C’était facile d’enregistrer des disques à cette époque ?
Non, sur ce plan, c’était assez compliqué. On n’avait pas facilement accès au studio et, de toute façon, il n’y en avait pas vraiment en Ethiopie. En revanche, on pouvait toujours se débrouiller pour aller en club et enregistrer notre son sur des cassettes. C’était notre seul moyen de pouvoir immortaliser notre musique, même si les conditions de captation n’étaient pas idéales. Aujourd’hui, en Amérique, c’est nettement plus facile.

Ça veut dire que tu arrives à gagner de l’argent avec ta musique aujourd’hui ?

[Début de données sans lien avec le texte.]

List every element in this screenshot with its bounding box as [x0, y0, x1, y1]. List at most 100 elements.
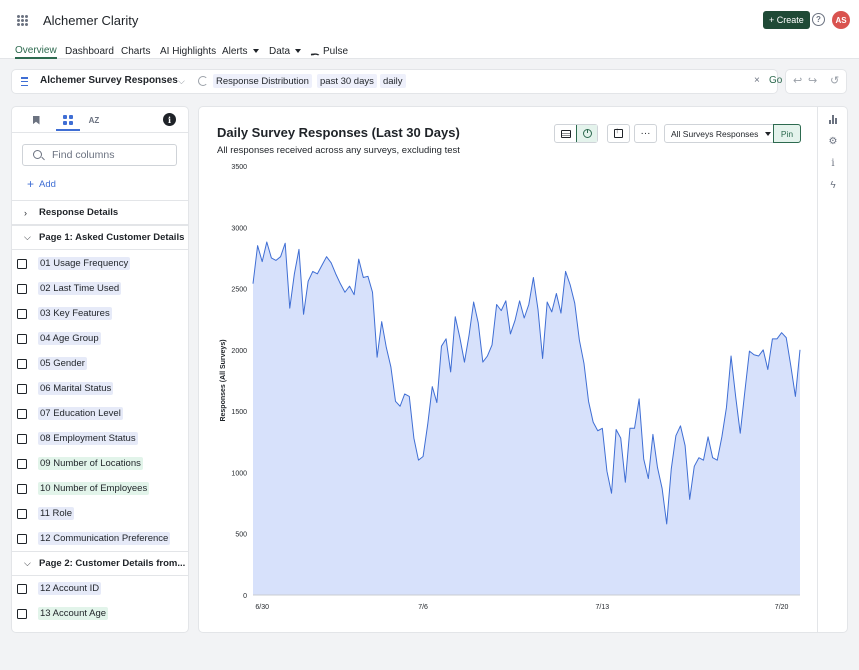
chevron-right-icon: › — [24, 207, 27, 218]
field-checkbox[interactable] — [17, 408, 27, 419]
lightning-icon[interactable]: ϟ — [830, 179, 836, 191]
pin-button[interactable]: Pin — [773, 124, 801, 143]
export-button[interactable] — [608, 125, 629, 142]
field-row[interactable]: 03 Key Features — [12, 301, 188, 326]
column-search[interactable] — [22, 144, 177, 166]
section-page-2[interactable]: ⌵ Page 2: Customer Details from... — [12, 551, 188, 576]
chevron-down-icon[interactable]: ⌵ — [178, 76, 185, 86]
view-toggle — [554, 124, 598, 143]
avatar[interactable]: AS — [832, 11, 850, 29]
search-input[interactable] — [52, 148, 172, 162]
field-checkbox[interactable] — [17, 283, 27, 294]
y-tick-label: 0 — [243, 593, 247, 600]
chart-view-button[interactable] — [576, 125, 597, 142]
table-view-button[interactable] — [555, 125, 576, 142]
query-pill-granularity[interactable]: daily — [380, 74, 406, 88]
add-label: Add — [39, 178, 56, 190]
tab-alerts[interactable]: Alerts — [222, 43, 259, 59]
gear-icon[interactable]: ⚙ — [828, 135, 838, 147]
field-label: 01 Usage Frequency — [38, 257, 131, 270]
export-icon — [614, 126, 623, 138]
field-checkbox[interactable] — [17, 608, 27, 619]
field-checkbox[interactable] — [17, 358, 27, 369]
create-button[interactable]: + Create — [763, 11, 810, 29]
query-bar[interactable]: Alchemer Survey Responses ⌵ Response Dis… — [12, 70, 782, 93]
chart-title: Daily Survey Responses (Last 30 Days) — [217, 125, 460, 140]
field-checkbox[interactable] — [17, 308, 27, 319]
tab-alerts-label: Alerts — [222, 45, 248, 57]
tab-overview-label: Overview — [15, 44, 57, 56]
field-row[interactable]: 10 Number of Employees — [12, 476, 188, 501]
tab-charts[interactable]: Charts — [121, 43, 150, 59]
tab-bookmarks[interactable] — [27, 113, 45, 127]
tab-pulse[interactable]: Pulse — [310, 43, 348, 59]
y-tick-label: 1500 — [231, 409, 247, 416]
field-checkbox[interactable] — [17, 483, 27, 494]
field-checkbox[interactable] — [17, 533, 27, 544]
field-row[interactable]: 11 Role — [12, 501, 188, 526]
close-icon[interactable]: × — [754, 75, 760, 86]
field-row[interactable]: 01 Usage Frequency — [12, 251, 188, 276]
field-row[interactable]: 06 Marital Status — [12, 376, 188, 401]
info-icon[interactable]: i — [831, 157, 835, 169]
field-checkbox[interactable] — [17, 458, 27, 469]
tab-columns[interactable] — [56, 111, 80, 131]
tab-overview[interactable]: Overview — [15, 43, 57, 59]
field-label: 02 Last Time Used — [38, 282, 122, 295]
bar-chart-icon[interactable] — [827, 113, 839, 125]
field-label: 12 Account ID — [38, 582, 102, 595]
help-icon[interactable]: ? — [812, 13, 825, 26]
field-row[interactable]: 09 Number of Locations — [12, 451, 188, 476]
add-column-button[interactable]: + Add — [27, 177, 56, 191]
section-label: Response Details — [39, 207, 119, 218]
reset-icon[interactable]: ↺ — [830, 75, 840, 87]
info-icon[interactable]: i — [163, 113, 176, 126]
more-button[interactable]: ··· — [635, 125, 656, 142]
field-checkbox[interactable] — [17, 583, 27, 594]
tab-dashboard-label: Dashboard — [65, 45, 114, 57]
field-checkbox[interactable] — [17, 383, 27, 394]
undo-icon[interactable]: ↩ — [793, 75, 803, 87]
survey-filter-dropdown[interactable]: All Surveys Responses — [664, 124, 774, 143]
field-row[interactable]: 12 Account ID — [12, 576, 188, 601]
sort-az-icon: AZ — [88, 115, 100, 125]
section-response-details[interactable]: › Response Details — [12, 200, 188, 225]
data-source-selector[interactable]: Alchemer Survey Responses — [40, 75, 178, 86]
query-pill-date-range[interactable]: past 30 days — [317, 74, 377, 88]
redo-icon[interactable]: ↪ — [808, 75, 818, 87]
columns-panel-tabs: AZ i — [12, 107, 188, 133]
field-checkbox[interactable] — [17, 333, 27, 344]
field-row[interactable]: 13 Account Age — [12, 601, 188, 626]
menu-lines-icon[interactable] — [21, 77, 28, 86]
table-icon — [560, 129, 571, 138]
field-row[interactable]: 02 Last Time Used — [12, 276, 188, 301]
field-row[interactable]: 05 Gender — [12, 351, 188, 376]
bookmark-icon — [32, 115, 40, 125]
y-tick-label: 3500 — [231, 164, 247, 171]
field-row[interactable]: 07 Education Level — [12, 401, 188, 426]
y-axis-label: Responses (All Surveys) — [220, 339, 227, 421]
section-page-1[interactable]: ⌵ Page 1: Asked Customer Details — [12, 225, 188, 250]
tab-sort-az[interactable]: AZ — [85, 113, 103, 127]
y-tick-label: 2000 — [231, 348, 247, 355]
series-line — [252, 241, 801, 525]
field-checkbox[interactable] — [17, 433, 27, 444]
right-rail: ⚙ i ϟ — [817, 107, 847, 632]
query-pill-measure[interactable]: Response Distribution — [213, 74, 312, 88]
field-row[interactable]: 08 Employment Status — [12, 426, 188, 451]
field-label: 03 Key Features — [38, 307, 112, 320]
tab-data[interactable]: Data — [269, 43, 302, 59]
chevron-down-icon: ⌵ — [24, 232, 31, 242]
field-checkbox[interactable] — [17, 258, 27, 269]
apps-grid-icon[interactable] — [17, 15, 28, 26]
field-row[interactable]: 12 Communication Preference — [12, 526, 188, 551]
chevron-down-icon — [765, 131, 772, 136]
tab-ai-highlights[interactable]: AI Highlights — [160, 43, 216, 59]
y-tick-label: 3000 — [231, 225, 247, 232]
field-row[interactable]: 04 Age Group — [12, 326, 188, 351]
field-checkbox[interactable] — [17, 508, 27, 519]
tab-dashboard[interactable]: Dashboard — [65, 43, 114, 59]
export-group — [607, 124, 630, 143]
go-button[interactable]: Go — [769, 75, 783, 86]
tab-ai-highlights-label: AI Highlights — [160, 45, 217, 57]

Disons que je suis payé pour mes concerts, mais que ça ne suffit pas pour en vivre totalement. Il faudrait que je m’investisse pleinement là-dedans, mais ce n’est plus franchement de mon âge. Et puis, je suis heureux dans mon métier. J’ai ma propre voiture, je suis mon propre patron et j’exerce une profession dont les gens auront toujours besoin. Si j’ai besoin d’argent, je peux me lever plus tôt, faire deux heures supplémentaires et revenir à la maison avec de quoi me faire plaisir. C’est une liberté dont peu de gens peuvent se réjouir. Alors, si ce job me permet en plus de pouvoir continuer à composer et, de temps en temps, à me produire sur scène, parfois même en Europe depuis deux-trois ans, pourquoi changer ?

Et tu pourrais imaginer écrire une musique à propos de ton métier ?
J’ai beaucoup de nouvelles chansons, j’en ai écrit pas mal ces derniers temps, mais je ne pense pas que je pourrais écrire sur ce thème. En revanche, le fait de pianoter dans ma voiture entre deux clients, je pense que c’est déjà une façon de relier mes deux activités.